È la solidarietà da postribolo, tra maschi che si danno di gomito a vicenda crogiolandosi nello spazio del dominio di genere più spudorato, e che si trasmette per riflesso condizionato al tono ridanciano dei commenti (perlopiù maschili) pubblicati sulle pagine facebook dei giornali sardi.

Come sempre quando escono questi articoli, ci domandiamo:
– qual è l’interesse pubblico nel narrare così una vicenda del genere?
– qual è il punto di vista e la difesa della persona accusata nell’articolo?

Un paio di giornali, forse messi sull’avviso dai commenti ricevuti su facebook (e in particolare Vistanet), hanno provato a modificare l’articolo per superare il misgendering della persona transgender, e considerarla al femminile. Altri hanno deciso di mostrare tutta la loro consapevolezza progressista evitando in prima battuta di farlo. Un atteggiamento di facciata, che comunque non cambia i contenuti di un articolo il cui interesse, in cronaca, è assolutamente inesistente, e che viene pubblicato soltanto per solleticare un umorismo da postribolo squallido, terribilmente distruttivo e degradante per chi è costretto a subirlo.

Vistanet corregge il misgendering, e niente altro. Notare la reazione prevalente degli utenti di Vistanet su Facebook: la risata.

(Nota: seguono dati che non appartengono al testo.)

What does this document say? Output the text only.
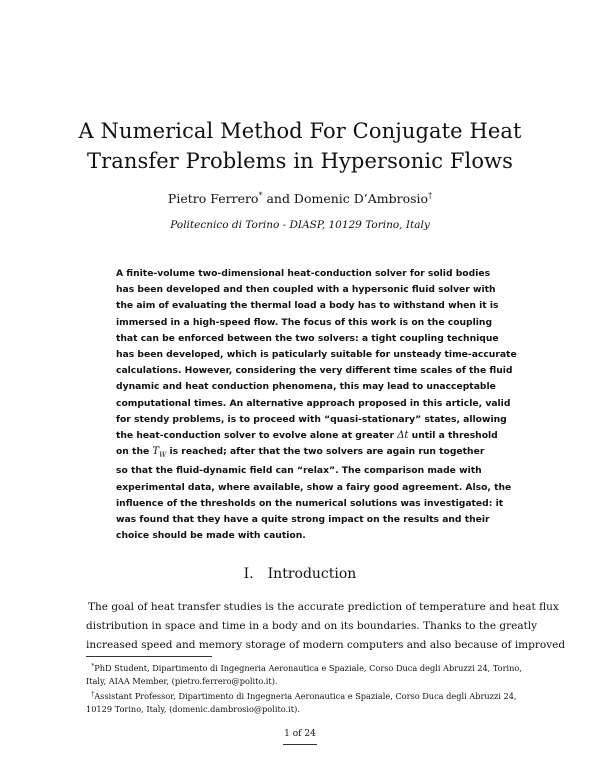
A Numerical Method For Conjugate Heat
Transfer Problems in Hypersonic Flows
Pietro Ferrero* and Domenic D’Ambrosio†
Politecnico di Torino - DIASP, 10129 Torino, Italy
A finite-volume two-dimensional heat-conduction solver for solid bodies
has been developed and then coupled with a hypersonic fluid solver with
the aim of evaluating the thermal load a body has to withstand when it is
immersed in a high-speed flow. The focus of this work is on the coupling
that can be enforced between the two solvers: a tight coupling technique
has been developed, which is paticularly suitable for unsteady time-accurate
calculations. However, considering the very different time scales of the fluid
dynamic and heat conduction phenomena, this may lead to unacceptable
computational times. An alternative approach proposed in this article, valid
for stendy problems, is to proceed with “quasi-stationary” states, allowing
the heat-conduction solver to evolve alone at greater Δt until a threshold
on the $T_W$ is reached; after that the two solvers are again run together
so that the fluid-dynamic field can “relax”. The comparison made with
experimental data, where available, show a fairy good agreement. Also, the
influence of the thresholds on the numerical solutions was investigated: it
was found that they have a quite strong impact on the results and their
choice should be made with caution.
I. Introduction
The goal of heat transfer studies is the accurate prediction of temperature and heat flux
distribution in space and time in a body and on its boundaries. Thanks to the greatly
increased speed and memory storage of modern computers and also because of improved
*PhD Student, Dipartimento di Ingegneria Aeronautica e Spaziale, Corso Duca degli Abruzzi 24, Torino,
Italy, AIAA Member, (pietro.ferrero@polito.it).
†Assistant Professor, Dipartimento di Ingegneria Aeronautica e Spaziale, Corso Duca degli Abruzzi 24,
10129 Torino, Italy, (domenic.dambrosio@polito.it).
1 of 24
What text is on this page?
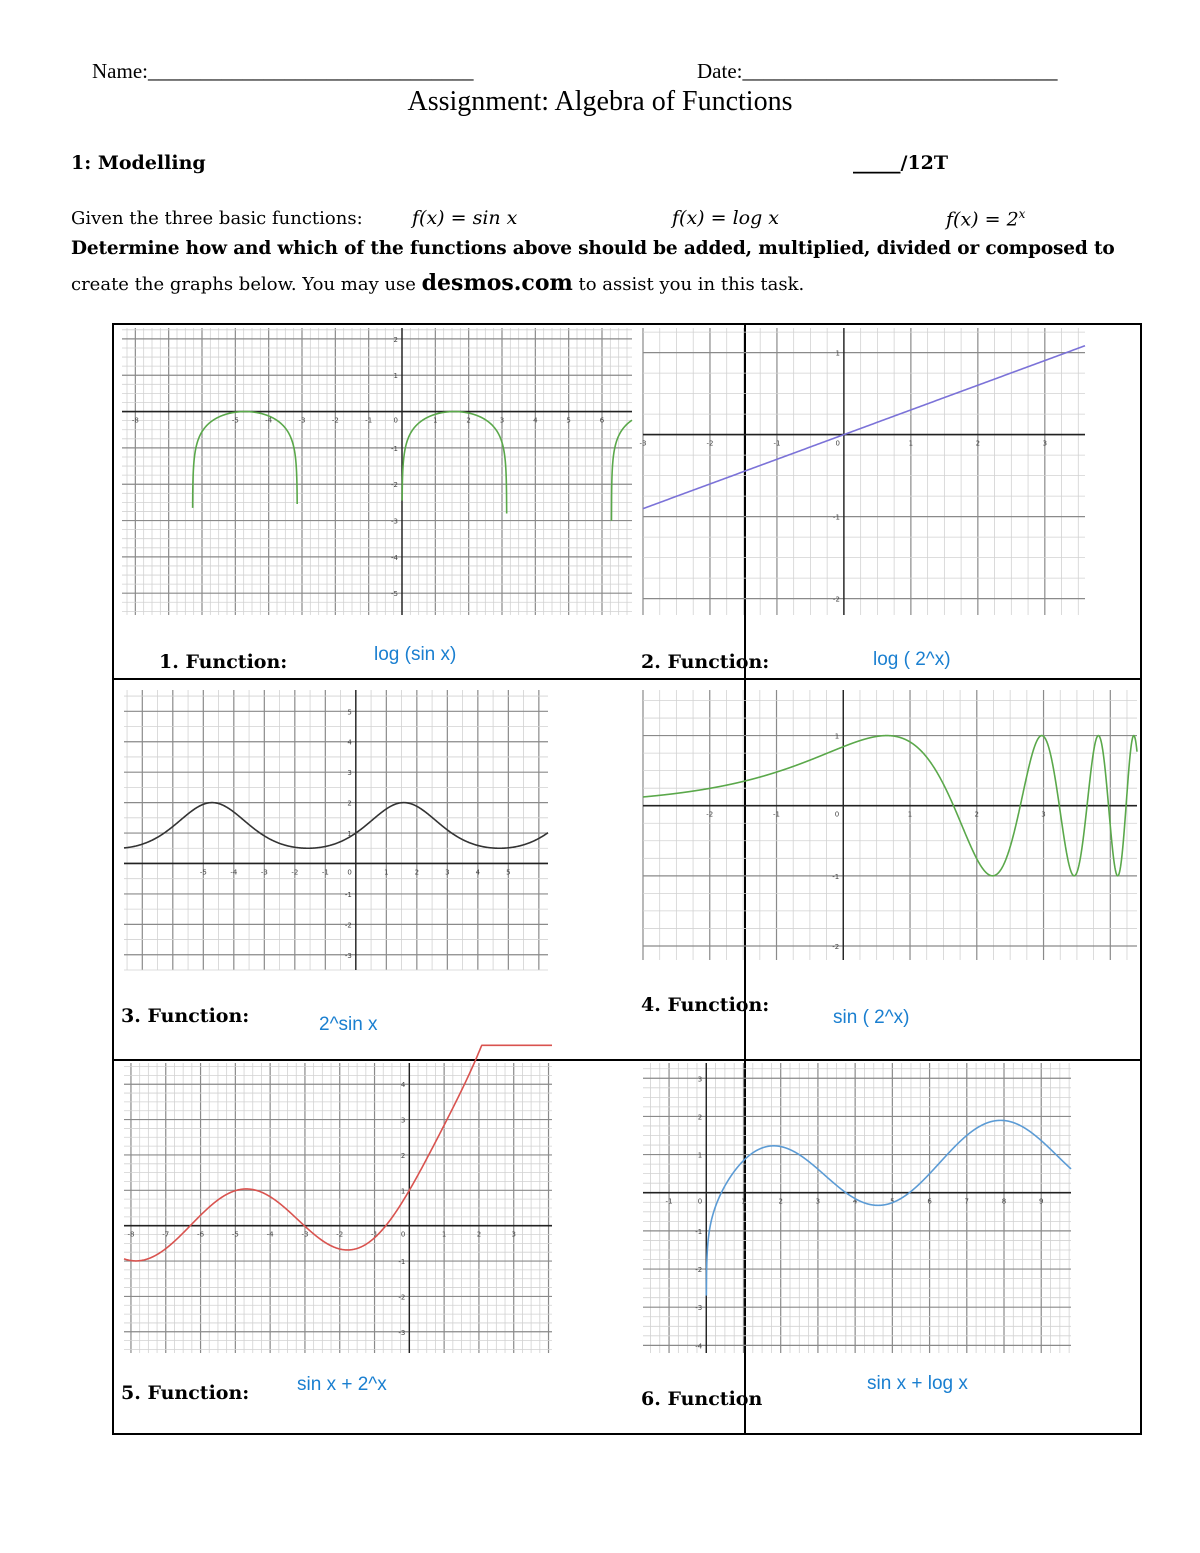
Name:_______________________________	Date:______________________________
Assignment: Algebra of Functions
1: Modelling	_____/12T
Given the three basic functions:	f(x) = sin x	f(x) = log x	$f(x) = 2^x$
Determine how and which of the functions above should be added, multiplied, divided or composed to
create the graphs below. You may use desmos.com to assist you in this task.
-8	-5	-4	-3	-2	-1	1	2	3	4	5	6
2
1
-1
-2
-3
-4
-5
0
-3	-2	-1	1	2	3
1
-1
-2
0
-5	-4	-3	-2	-1	1	2	3	4	5
5
4
3
2
1
-1
-2
-3
0
-2	-1	1	2	3
1
-1
-2
0
-8	-7	-6	-5	-4	-3	-2	-1	1	2	3
4
3
2
1
-1
-2
-3
0
-1	1	2	3	4	5	6	7	8	9
3
2
1
-1
-2
-3
-4
0
1. Function:	log (sin x)	2. Function:	log ( 2^x)
3. Function:	2^sin x
4. Function:
sin ( 2^x)
5. Function:	sin x + 2^x
6. Function
sin x + log x
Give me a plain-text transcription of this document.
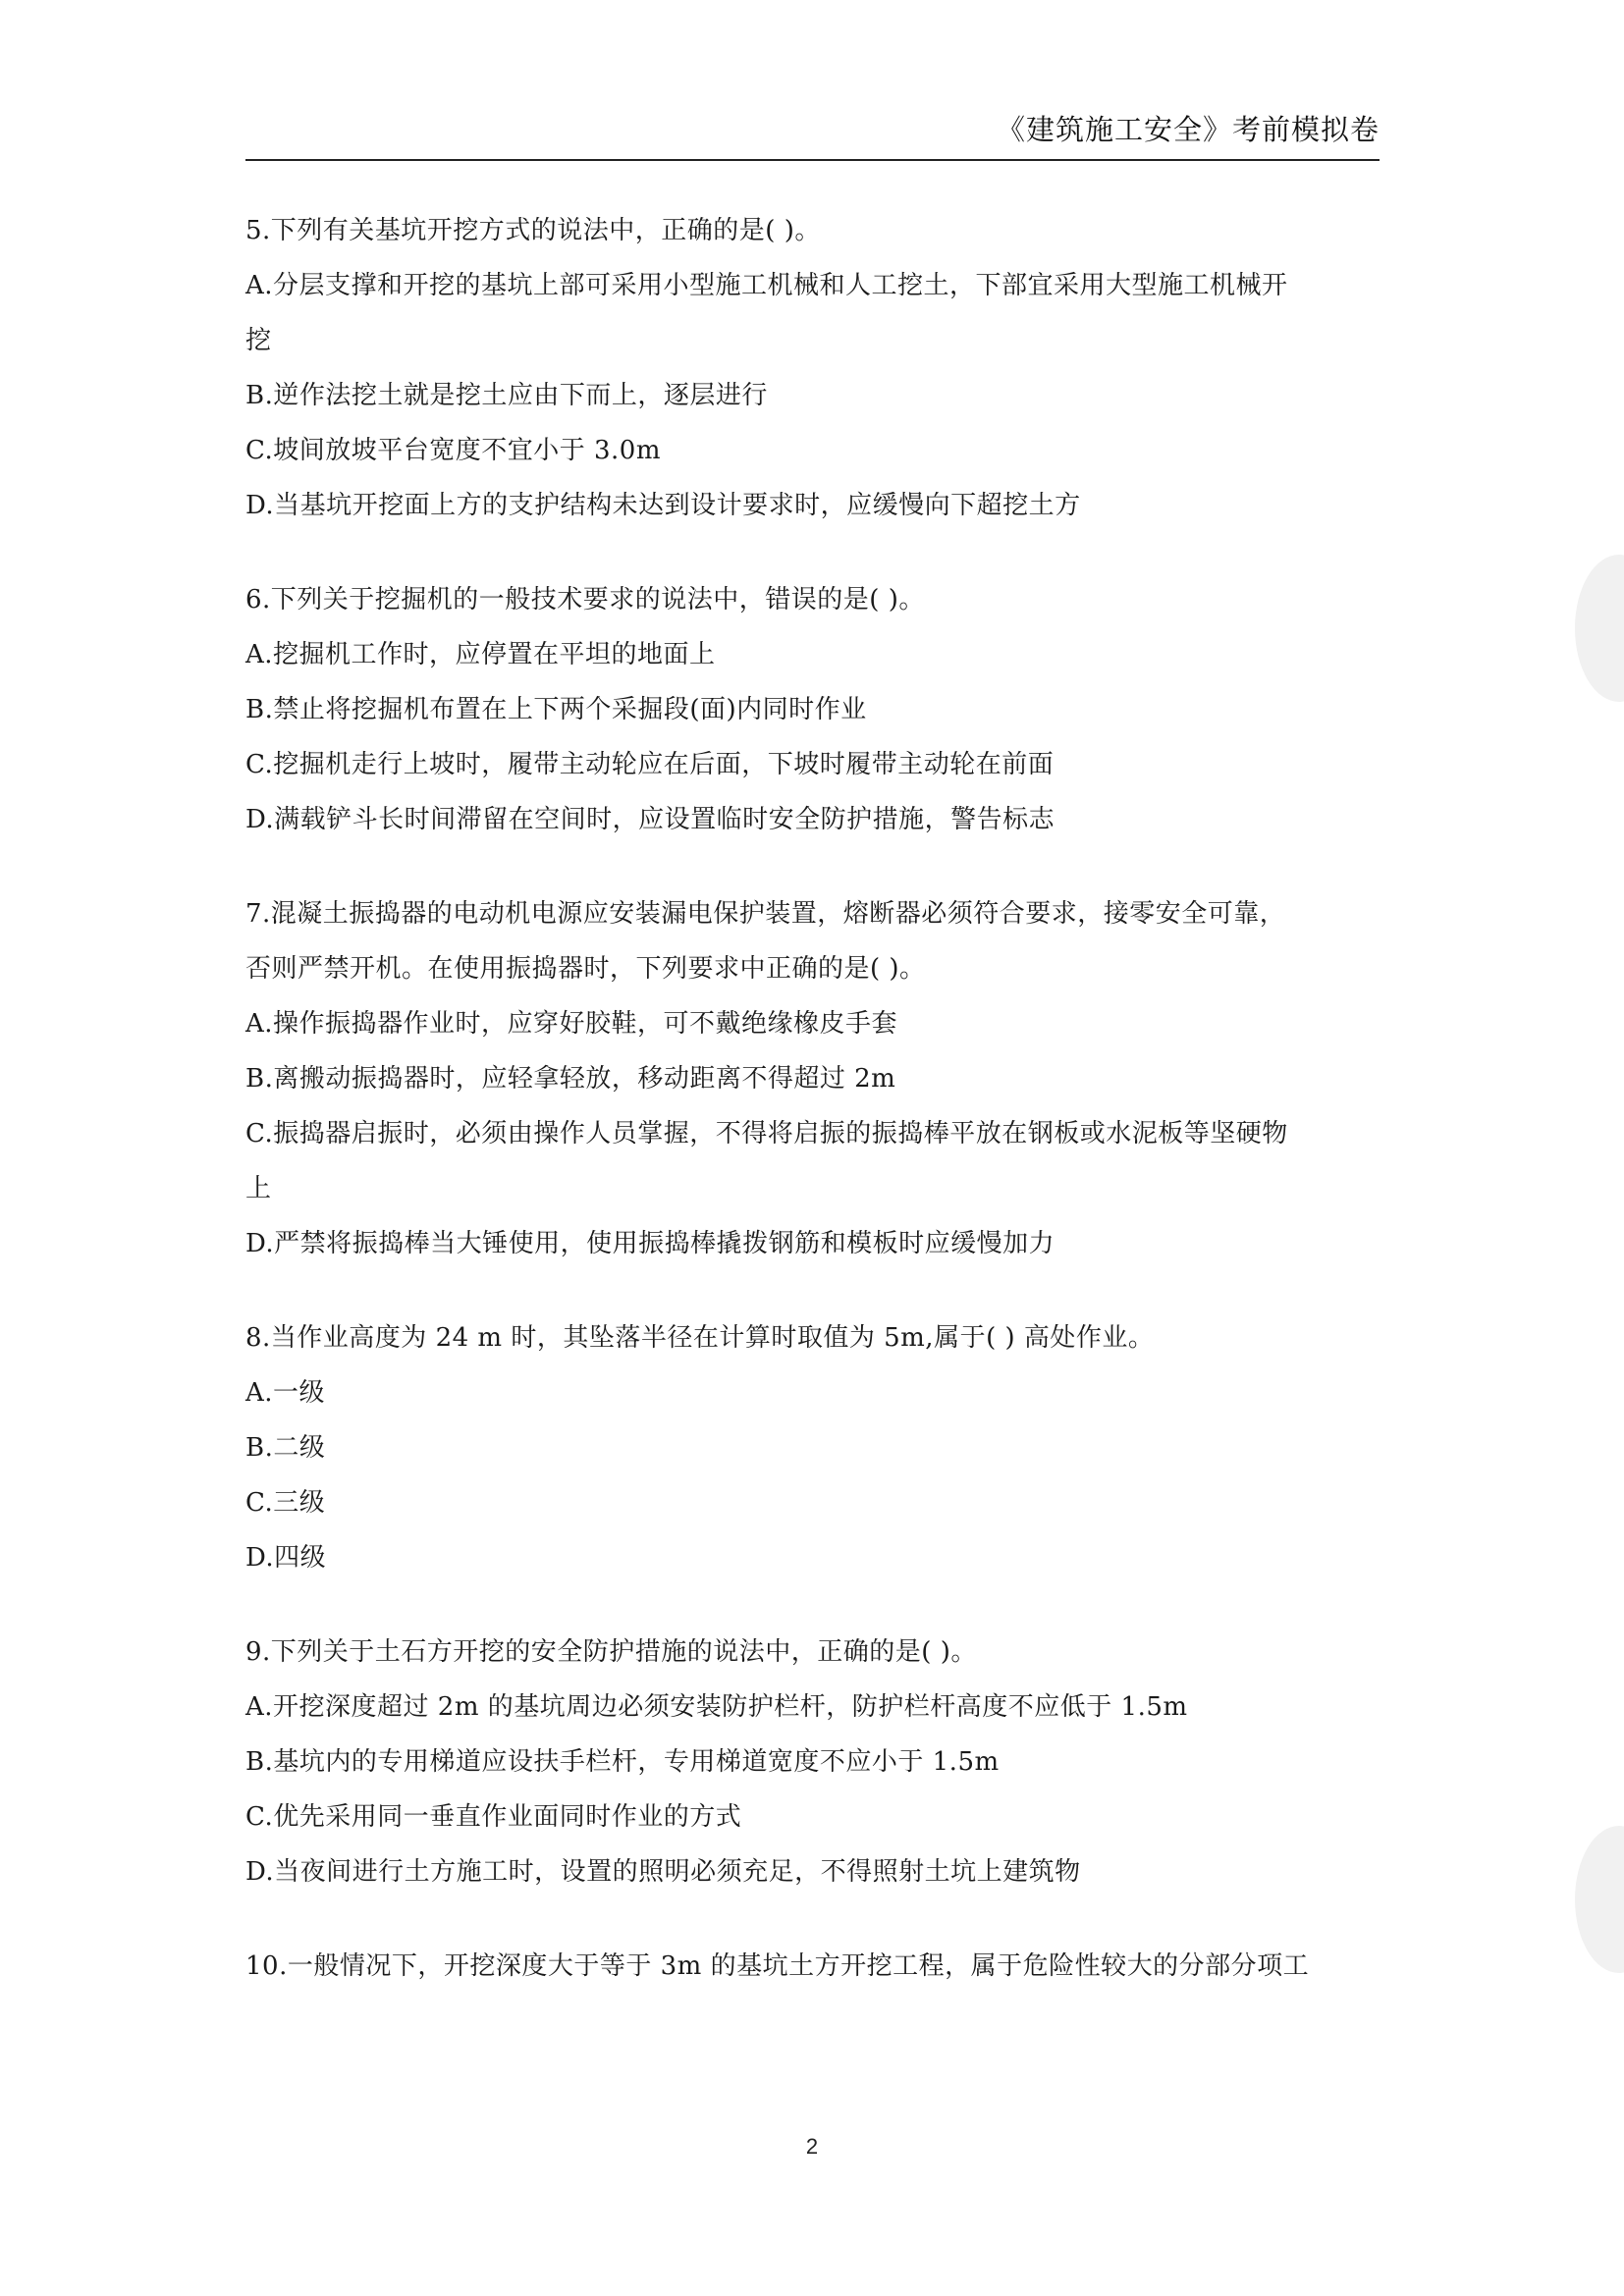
《建筑施工安全》考前模拟卷
5.下列有关基坑开挖方式的说法中，正确的是( )。
A.分层支撑和开挖的基坑上部可采用小型施工机械和人工挖土，下部宜采用大型施工机械开
挖
B.逆作法挖土就是挖土应由下而上，逐层进行
C.坡间放坡平台宽度不宜小于 3.0m
D.当基坑开挖面上方的支护结构未达到设计要求时，应缓慢向下超挖土方
6.下列关于挖掘机的一般技术要求的说法中，错误的是( )。
A.挖掘机工作时，应停置在平坦的地面上
B.禁止将挖掘机布置在上下两个采掘段(面)内同时作业
C.挖掘机走行上坡时，履带主动轮应在后面，下坡时履带主动轮在前面
D.满载铲斗长时间滞留在空间时，应设置临时安全防护措施，警告标志
7.混凝土振捣器的电动机电源应安装漏电保护装置，熔断器必须符合要求，接零安全可靠，
否则严禁开机。在使用振捣器时，下列要求中正确的是( )。
A.操作振捣器作业时，应穿好胶鞋，可不戴绝缘橡皮手套
B.离搬动振捣器时，应轻拿轻放，移动距离不得超过 2m
C.振捣器启振时，必须由操作人员掌握，不得将启振的振捣棒平放在钢板或水泥板等坚硬物
上
D.严禁将振捣棒当大锤使用，使用振捣棒撬拨钢筋和模板时应缓慢加力
8.当作业高度为 24 m 时，其坠落半径在计算时取值为 5m,属于( ) 高处作业。
A.一级
B.二级
C.三级
D.四级
9.下列关于土石方开挖的安全防护措施的说法中，正确的是( )。
A.开挖深度超过 2m 的基坑周边必须安装防护栏杆，防护栏杆高度不应低于 1.5m
B.基坑内的专用梯道应设扶手栏杆，专用梯道宽度不应小于 1.5m
C.优先采用同一垂直作业面同时作业的方式
D.当夜间进行土方施工时，设置的照明必须充足，不得照射土坑上建筑物
10.一般情况下，开挖深度大于等于 3m 的基坑土方开挖工程，属于危险性较大的分部分项工
2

Una forma narrativa tutta fondata sull’annichilimento di una persona, schiacciata sotto la sua condizione di reietta, mentre intorno si agita la massa plaudente e divertita di coloro che condividono il privilegio di essere “normali”. Il meccanismo alla base di questa cronaca è tutto qui, non può essere cambiato con una concordanza grammaticale corretta: è un problema di genere letterario, non di grammatica.